Why Drilling is Necessary
Many of us fear to visit the dentist because of the pain and sound of a dentist’s drill. A dental drill is one of many tools that dentists use to do their job. When you visit a dentist for a dental filling, the treatment plan will include numbing the gums first to minimize pain. Then a drill is used to remove the cavity before filling the tooth.
To understand why drilling is necessary, we have to understand how cavities are typically formed. Cavities are caused by tooth decay and neglecting good dental hygiene. Tooth decay does not happen overnight but over time when bacteria on the teeth breakdown the protective enamel surface. Tooth decay can also originate inside the inner layers of a tooth. A fractured tooth allows food substance and sugar to build-up, eventually leading to tooth decay.

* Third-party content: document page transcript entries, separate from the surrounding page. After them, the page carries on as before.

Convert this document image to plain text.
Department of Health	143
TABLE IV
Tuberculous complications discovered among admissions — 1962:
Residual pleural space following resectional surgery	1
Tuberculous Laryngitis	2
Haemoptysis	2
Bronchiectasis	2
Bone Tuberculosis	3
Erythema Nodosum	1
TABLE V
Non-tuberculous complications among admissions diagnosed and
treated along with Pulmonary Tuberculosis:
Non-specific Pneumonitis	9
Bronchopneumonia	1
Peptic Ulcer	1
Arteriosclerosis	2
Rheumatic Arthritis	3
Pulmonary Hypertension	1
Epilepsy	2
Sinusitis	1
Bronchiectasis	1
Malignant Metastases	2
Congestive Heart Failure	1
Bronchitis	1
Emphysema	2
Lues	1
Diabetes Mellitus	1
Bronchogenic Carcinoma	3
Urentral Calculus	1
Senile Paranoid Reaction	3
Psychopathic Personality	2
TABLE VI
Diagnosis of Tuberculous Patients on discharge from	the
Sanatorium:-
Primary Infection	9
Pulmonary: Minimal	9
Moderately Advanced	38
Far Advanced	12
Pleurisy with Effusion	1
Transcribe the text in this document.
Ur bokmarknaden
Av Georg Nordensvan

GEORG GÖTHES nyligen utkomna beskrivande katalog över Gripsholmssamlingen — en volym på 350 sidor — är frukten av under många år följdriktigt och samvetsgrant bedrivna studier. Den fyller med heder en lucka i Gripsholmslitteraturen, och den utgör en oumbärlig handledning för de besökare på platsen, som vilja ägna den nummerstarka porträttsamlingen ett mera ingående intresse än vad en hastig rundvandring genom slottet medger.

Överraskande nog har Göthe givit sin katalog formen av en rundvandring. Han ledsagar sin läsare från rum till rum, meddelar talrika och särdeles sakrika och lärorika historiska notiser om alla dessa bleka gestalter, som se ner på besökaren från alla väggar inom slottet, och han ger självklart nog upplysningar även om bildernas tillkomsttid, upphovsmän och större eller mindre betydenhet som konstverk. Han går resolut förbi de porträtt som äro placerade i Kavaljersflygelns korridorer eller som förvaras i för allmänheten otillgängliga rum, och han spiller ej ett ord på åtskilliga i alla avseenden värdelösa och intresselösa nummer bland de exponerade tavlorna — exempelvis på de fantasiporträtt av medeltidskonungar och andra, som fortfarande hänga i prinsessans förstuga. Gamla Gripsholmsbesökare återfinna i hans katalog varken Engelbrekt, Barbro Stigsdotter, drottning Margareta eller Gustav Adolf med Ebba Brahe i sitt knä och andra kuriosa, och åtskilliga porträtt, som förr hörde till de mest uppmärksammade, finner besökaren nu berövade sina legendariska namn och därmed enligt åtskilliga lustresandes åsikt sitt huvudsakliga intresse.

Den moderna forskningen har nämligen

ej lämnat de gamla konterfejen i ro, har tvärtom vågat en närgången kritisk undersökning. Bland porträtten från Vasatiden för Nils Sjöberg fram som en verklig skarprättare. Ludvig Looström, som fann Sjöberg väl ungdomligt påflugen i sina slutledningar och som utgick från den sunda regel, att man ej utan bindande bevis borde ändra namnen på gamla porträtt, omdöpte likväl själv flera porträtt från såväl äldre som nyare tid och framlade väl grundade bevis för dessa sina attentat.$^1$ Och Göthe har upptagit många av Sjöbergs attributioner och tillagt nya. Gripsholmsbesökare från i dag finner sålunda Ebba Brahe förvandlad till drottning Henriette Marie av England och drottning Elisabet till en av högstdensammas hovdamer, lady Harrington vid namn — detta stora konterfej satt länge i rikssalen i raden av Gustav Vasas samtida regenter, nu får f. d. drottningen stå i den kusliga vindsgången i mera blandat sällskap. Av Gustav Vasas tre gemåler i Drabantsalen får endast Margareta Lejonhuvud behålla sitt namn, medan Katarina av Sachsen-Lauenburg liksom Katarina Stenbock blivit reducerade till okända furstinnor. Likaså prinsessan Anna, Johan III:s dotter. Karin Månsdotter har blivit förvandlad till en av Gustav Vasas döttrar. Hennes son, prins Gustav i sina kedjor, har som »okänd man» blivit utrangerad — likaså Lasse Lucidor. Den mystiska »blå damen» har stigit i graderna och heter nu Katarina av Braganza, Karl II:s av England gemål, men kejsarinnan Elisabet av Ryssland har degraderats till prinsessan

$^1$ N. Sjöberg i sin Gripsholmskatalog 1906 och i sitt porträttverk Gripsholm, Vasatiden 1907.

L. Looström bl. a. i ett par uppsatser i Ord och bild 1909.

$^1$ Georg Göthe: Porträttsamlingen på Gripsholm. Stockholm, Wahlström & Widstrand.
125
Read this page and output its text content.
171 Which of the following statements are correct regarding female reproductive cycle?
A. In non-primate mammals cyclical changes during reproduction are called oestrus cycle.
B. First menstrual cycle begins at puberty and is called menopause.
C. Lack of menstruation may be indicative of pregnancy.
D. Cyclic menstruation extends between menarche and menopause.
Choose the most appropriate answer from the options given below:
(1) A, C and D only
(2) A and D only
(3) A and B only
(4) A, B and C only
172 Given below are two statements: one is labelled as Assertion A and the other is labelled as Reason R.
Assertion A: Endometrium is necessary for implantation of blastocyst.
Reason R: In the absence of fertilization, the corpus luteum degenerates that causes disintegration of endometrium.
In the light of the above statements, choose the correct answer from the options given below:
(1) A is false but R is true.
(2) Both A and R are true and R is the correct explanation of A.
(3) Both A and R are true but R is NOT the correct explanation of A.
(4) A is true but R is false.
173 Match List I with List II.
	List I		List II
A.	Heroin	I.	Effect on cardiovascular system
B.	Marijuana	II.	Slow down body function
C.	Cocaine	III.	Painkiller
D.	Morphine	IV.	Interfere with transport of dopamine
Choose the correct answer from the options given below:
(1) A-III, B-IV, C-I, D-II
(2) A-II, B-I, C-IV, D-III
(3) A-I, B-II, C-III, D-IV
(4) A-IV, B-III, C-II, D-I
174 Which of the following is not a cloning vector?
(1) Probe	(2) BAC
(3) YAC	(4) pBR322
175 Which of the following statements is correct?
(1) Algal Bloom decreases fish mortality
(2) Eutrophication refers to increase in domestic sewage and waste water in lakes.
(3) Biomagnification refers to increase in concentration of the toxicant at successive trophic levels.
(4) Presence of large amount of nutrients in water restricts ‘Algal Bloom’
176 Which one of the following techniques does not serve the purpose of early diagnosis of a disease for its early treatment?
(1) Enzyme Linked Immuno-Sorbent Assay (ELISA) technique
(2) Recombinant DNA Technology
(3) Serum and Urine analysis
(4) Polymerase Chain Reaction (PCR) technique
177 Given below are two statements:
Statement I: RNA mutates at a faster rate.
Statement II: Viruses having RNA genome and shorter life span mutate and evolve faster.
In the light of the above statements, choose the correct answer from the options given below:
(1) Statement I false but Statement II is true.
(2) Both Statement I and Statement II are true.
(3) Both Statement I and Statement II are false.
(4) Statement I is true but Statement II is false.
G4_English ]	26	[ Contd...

The areas of the tooth that has decayed are soft where it was once hard and healthy. The decayed area needs to be removed; otherwise overtime the affected area can enlarge requiring a tooth extraction. A dentist cannot just fill the decayed tooth without removing the decay. To appropriately fill a decayed tooth, the dentist must remove the decay and soft parts of the tooth weakened by decay until only hard tooth structure is left. Once completed, the tooth can be filled.
In situations where a decay lies deep under a tooth, the healthy portions of the tooth may need to be drilled. Drilling allows the dentist to access the decayed area for treatment. Also, when a tiny cavity is found on the surface, the dentist may remove the cavity by drilling. Removing some healthy areas of the tooth gives the dentist more room to treat the decay effectively.
The Future of the Dental Drill
Advancement in dentistry is reshaping the future of the dental drill. Modern methods such as air abrasion and lasers are alternative methods for “drilling out” cavities. Air abrasion uses aluminum oxide particles to breakdown the tooth decay. On the other hand, lasers use high energy electromagnetic radiation to remove cavities. Patients benefit from these no drill methods because they usually feel no pain, reduces the risk of cracking or breaking a tooth, no noise, or vibration. However, these modern methods can be more expensive than the traditional dental drill.